Dieci anni che sembrano secoli.

Raccontare i tempi di Napster, oggi, suona anacronistico come decantare la lode della musicassetta in macchina mentre si limonava. Sta di fatto che la fruizione musicale per come la conosciamo ora — qualcuno dice: per come si è conciata oggi — non sarebbe stata la stessa senza quel software (e tutti gli epigoni che ne seguirono, certo). In occasione del documentario Downloaded, la cui premiere sarà durante il prossimo SXSW film festival — sull’Observer Tom Lamont si lancia in qualcosa a metà tra il ripercorrere le tappe e il memoir su come la sua vita e quella di altre persone sia cambiata da quei giorni del 2000.

Per quanto impallidisca di fronte ad altri avvenimenti, a suo modo la scoperta di Napster conserva in ognuno di noi un ricordo simile a quello di altri e ben più importanti (talvolta anche gravi) avvenimenti. Tutti ci ricordiamo, infatti, la prima volta che abbiamo avuto accesso a quel software magico. Prima, scaricare musica da internet in quell’oscuro formato che si chiama Mp3, era una cosa da smanettoni professionisti; l’utente medio, infatti, spesso si doveva accontentare di un brano guadagnato con sofferenza non solo per via della velocità dei collegamenti, ma anche per la non facile reperibilità. Da Napster in poi, era come saccheggiare un supermercato con la merce ordinata sugli scaffali. E tutti ci ricordiamo la prima canzone che abbiamo scaricato.

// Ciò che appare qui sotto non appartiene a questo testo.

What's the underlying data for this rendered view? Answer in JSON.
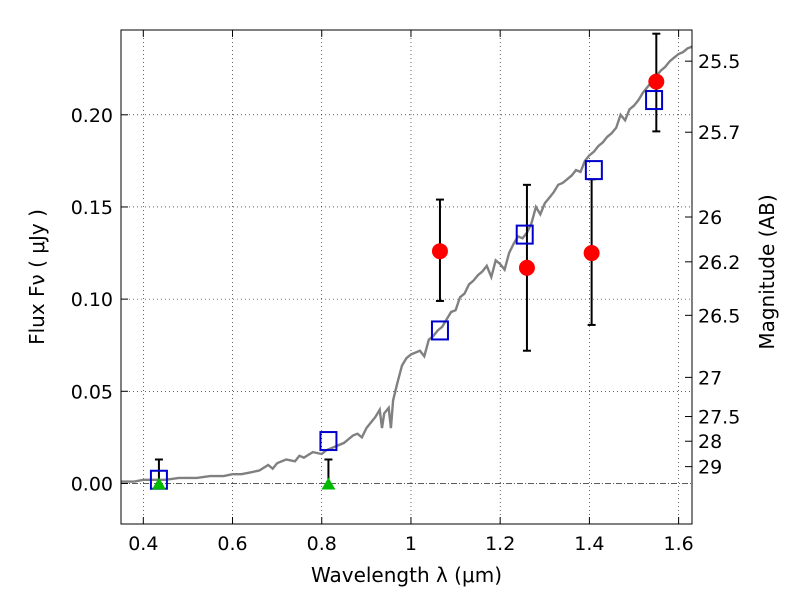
{
  "chart_data": {
    "type": "scatter",
    "xlabel": "Wavelength  λ (μm)",
    "ylabel": "Flux  Fν ( μJy )",
    "ylabel_right": "Magnitude (AB)",
    "xlim": [
      0.35,
      1.63
    ],
    "ylim": [
      -0.022,
      0.246
    ],
    "grid": true,
    "x_ticks": [
      {
        "value": 0.4,
        "label": "0.4"
      },
      {
        "value": 0.6,
        "label": "0.6"
      },
      {
        "value": 0.8,
        "label": "0.8"
      },
      {
        "value": 1.0,
        "label": "1"
      },
      {
        "value": 1.2,
        "label": "1.2"
      },
      {
        "value": 1.4,
        "label": "1.4"
      },
      {
        "value": 1.6,
        "label": "1.6"
      }
    ],
    "y_ticks": [
      {
        "value": 0.0,
        "label": "0.00"
      },
      {
        "value": 0.05,
        "label": "0.05"
      },
      {
        "value": 0.1,
        "label": "0.10"
      },
      {
        "value": 0.15,
        "label": "0.15"
      },
      {
        "value": 0.2,
        "label": "0.20"
      }
    ],
    "right_ticks": [
      {
        "value": 25.5,
        "label": "25.5"
      },
      {
        "value": 25.7,
        "label": "25.7"
      },
      {
        "value": 26,
        "label": "26"
      },
      {
        "value": 26.2,
        "label": "26.2"
      },
      {
        "value": 26.5,
        "label": "26.5"
      },
      {
        "value": 27,
        "label": "27"
      },
      {
        "value": 27.5,
        "label": "27.5"
      },
      {
        "value": 28,
        "label": "28"
      },
      {
        "value": 29,
        "label": "29"
      }
    ],
    "series": [
      {
        "kind": "line",
        "color": "#808080",
        "points": [
          [
            0.35,
            0.001
          ],
          [
            0.38,
            0.001
          ],
          [
            0.4,
            0.002
          ],
          [
            0.43,
            0.002
          ],
          [
            0.45,
            0.002
          ],
          [
            0.48,
            0.003
          ],
          [
            0.5,
            0.003
          ],
          [
            0.52,
            0.003
          ],
          [
            0.55,
            0.004
          ],
          [
            0.58,
            0.004
          ],
          [
            0.6,
            0.005
          ],
          [
            0.62,
            0.005
          ],
          [
            0.64,
            0.006
          ],
          [
            0.66,
            0.007
          ],
          [
            0.68,
            0.01
          ],
          [
            0.69,
            0.008
          ],
          [
            0.7,
            0.011
          ],
          [
            0.72,
            0.013
          ],
          [
            0.74,
            0.012
          ],
          [
            0.75,
            0.015
          ],
          [
            0.76,
            0.014
          ],
          [
            0.78,
            0.017
          ],
          [
            0.8,
            0.016
          ],
          [
            0.81,
            0.018
          ],
          [
            0.83,
            0.02
          ],
          [
            0.85,
            0.022
          ],
          [
            0.87,
            0.026
          ],
          [
            0.88,
            0.027
          ],
          [
            0.89,
            0.025
          ],
          [
            0.9,
            0.03
          ],
          [
            0.91,
            0.033
          ],
          [
            0.92,
            0.036
          ],
          [
            0.93,
            0.04
          ],
          [
            0.935,
            0.03
          ],
          [
            0.94,
            0.038
          ],
          [
            0.95,
            0.041
          ],
          [
            0.955,
            0.03
          ],
          [
            0.96,
            0.045
          ],
          [
            0.965,
            0.05
          ],
          [
            0.97,
            0.055
          ],
          [
            0.98,
            0.064
          ],
          [
            0.99,
            0.068
          ],
          [
            1.0,
            0.07
          ],
          [
            1.01,
            0.071
          ],
          [
            1.02,
            0.072
          ],
          [
            1.03,
            0.069
          ],
          [
            1.04,
            0.078
          ],
          [
            1.05,
            0.08
          ],
          [
            1.06,
            0.083
          ],
          [
            1.07,
            0.085
          ],
          [
            1.08,
            0.089
          ],
          [
            1.09,
            0.093
          ],
          [
            1.1,
            0.094
          ],
          [
            1.11,
            0.101
          ],
          [
            1.12,
            0.103
          ],
          [
            1.13,
            0.108
          ],
          [
            1.14,
            0.11
          ],
          [
            1.15,
            0.113
          ],
          [
            1.16,
            0.115
          ],
          [
            1.17,
            0.118
          ],
          [
            1.18,
            0.112
          ],
          [
            1.19,
            0.121
          ],
          [
            1.2,
            0.119
          ],
          [
            1.21,
            0.116
          ],
          [
            1.22,
            0.125
          ],
          [
            1.23,
            0.13
          ],
          [
            1.24,
            0.134
          ],
          [
            1.25,
            0.133
          ],
          [
            1.26,
            0.136
          ],
          [
            1.27,
            0.141
          ],
          [
            1.28,
            0.15
          ],
          [
            1.29,
            0.146
          ],
          [
            1.3,
            0.152
          ],
          [
            1.31,
            0.155
          ],
          [
            1.32,
            0.158
          ],
          [
            1.33,
            0.162
          ],
          [
            1.34,
            0.163
          ],
          [
            1.35,
            0.165
          ],
          [
            1.36,
            0.167
          ],
          [
            1.37,
            0.17
          ],
          [
            1.38,
            0.169
          ],
          [
            1.39,
            0.175
          ],
          [
            1.4,
            0.178
          ],
          [
            1.41,
            0.18
          ],
          [
            1.42,
            0.183
          ],
          [
            1.43,
            0.185
          ],
          [
            1.44,
            0.188
          ],
          [
            1.45,
            0.19
          ],
          [
            1.46,
            0.193
          ],
          [
            1.47,
            0.2
          ],
          [
            1.48,
            0.197
          ],
          [
            1.49,
            0.203
          ],
          [
            1.5,
            0.205
          ],
          [
            1.51,
            0.208
          ],
          [
            1.52,
            0.212
          ],
          [
            1.53,
            0.215
          ],
          [
            1.54,
            0.218
          ],
          [
            1.55,
            0.221
          ],
          [
            1.56,
            0.224
          ],
          [
            1.57,
            0.226
          ],
          [
            1.58,
            0.229
          ],
          [
            1.59,
            0.231
          ],
          [
            1.6,
            0.233
          ],
          [
            1.61,
            0.234
          ],
          [
            1.62,
            0.236
          ],
          [
            1.63,
            0.237
          ]
        ]
      },
      {
        "kind": "open-square",
        "color": "#0000cc",
        "points": [
          [
            0.435,
            0.002
          ],
          [
            0.815,
            0.023
          ],
          [
            1.065,
            0.083
          ],
          [
            1.255,
            0.135
          ],
          [
            1.41,
            0.17
          ],
          [
            1.545,
            0.208
          ]
        ]
      },
      {
        "kind": "filled-circle",
        "color": "#ff0000",
        "points": [
          {
            "x": 1.065,
            "y": 0.126,
            "err_low": 0.099,
            "err_high": 0.154
          },
          {
            "x": 1.26,
            "y": 0.117,
            "err_low": 0.072,
            "err_high": 0.162
          },
          {
            "x": 1.405,
            "y": 0.125,
            "err_low": 0.086,
            "err_high": 0.165
          },
          {
            "x": 1.55,
            "y": 0.218,
            "err_low": 0.191,
            "err_high": 0.244
          }
        ]
      },
      {
        "kind": "upper-limit-triangle",
        "color": "#00bb00",
        "points": [
          {
            "x": 0.435,
            "y": 0.0,
            "err_high": 0.013
          },
          {
            "x": 0.815,
            "y": 0.0,
            "err_high": 0.013
          }
        ]
      }
    ]
  }
}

Non sto facendo dela facile nostalgia mischiata all’apologia della pirateria. Il discorso, tra l’altro, sarebbe troppo complesso e ho provato a spiegarne non le motivazioni, ma quanto meno il mio punto di vista, altre volte. Rimane indubbio il senso di liberazione che non solo gli appassionati di musica, ma anche il semplice “ascoltatore medio”, provavano all’apertura del magico software. Improvvisamente ci siamo riempiti le case di cd-r pieni zeppi di files audio. Una volta scoperto che i cd-r da battaglia dopo qualche anno risultavano illeggibili, i più temerari si sono dotati di hard disk (e i più maniaci di ulteriori hard disk che fungevano da backup).

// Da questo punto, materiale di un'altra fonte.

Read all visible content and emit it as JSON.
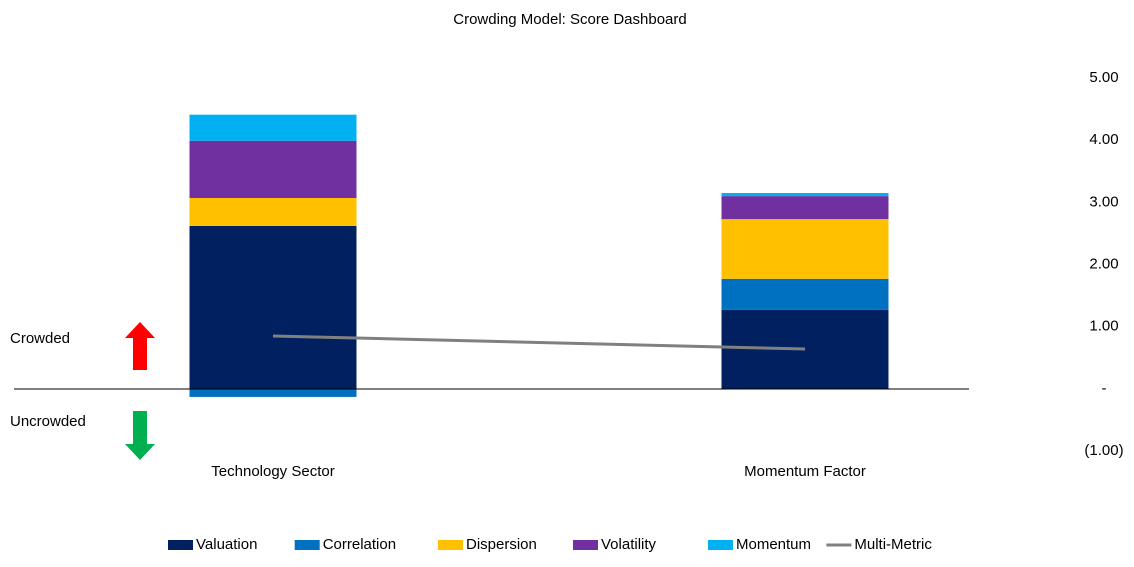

Personalmente, non ho mai smesso di comprare dischi. Continuo a farlo tutt’ora che l’ascolto musicale quasi gratuito è più che legalizzato (in questo momento, ad esempio, sto ascoltando un vecchio album dei Japan tramite Spotify) e devo dire che non ho la più pallida idea di dove siano finiti quei brani scaricati con Napster — segno che si trattava più di una bulimia, di un desiderio incontrollato di possesso, che di un vero e proprio interesse: anche questa è una delle degenerazioni nella fruizione musicale generate dal file-sharing.
Però rifletto sul tempo che è passato da quelle serate in cui la disperazione per connessioni lentissime era compensata dallo stupore per la quantità di roba che si poteva “tirare giù”. Quelle serate in cui si conosceva anche un sacco di gente tramite l’apposita chat, che alla bisogna era usata anche per insultare l’utente che ci limitava l’accesso alla sua libreria o che si disconnetteva proprio quando eravamo ad un passo dall’aver scaricato un intero album. Sono passati poco più di dieci anni, ma sembrano passati secoli.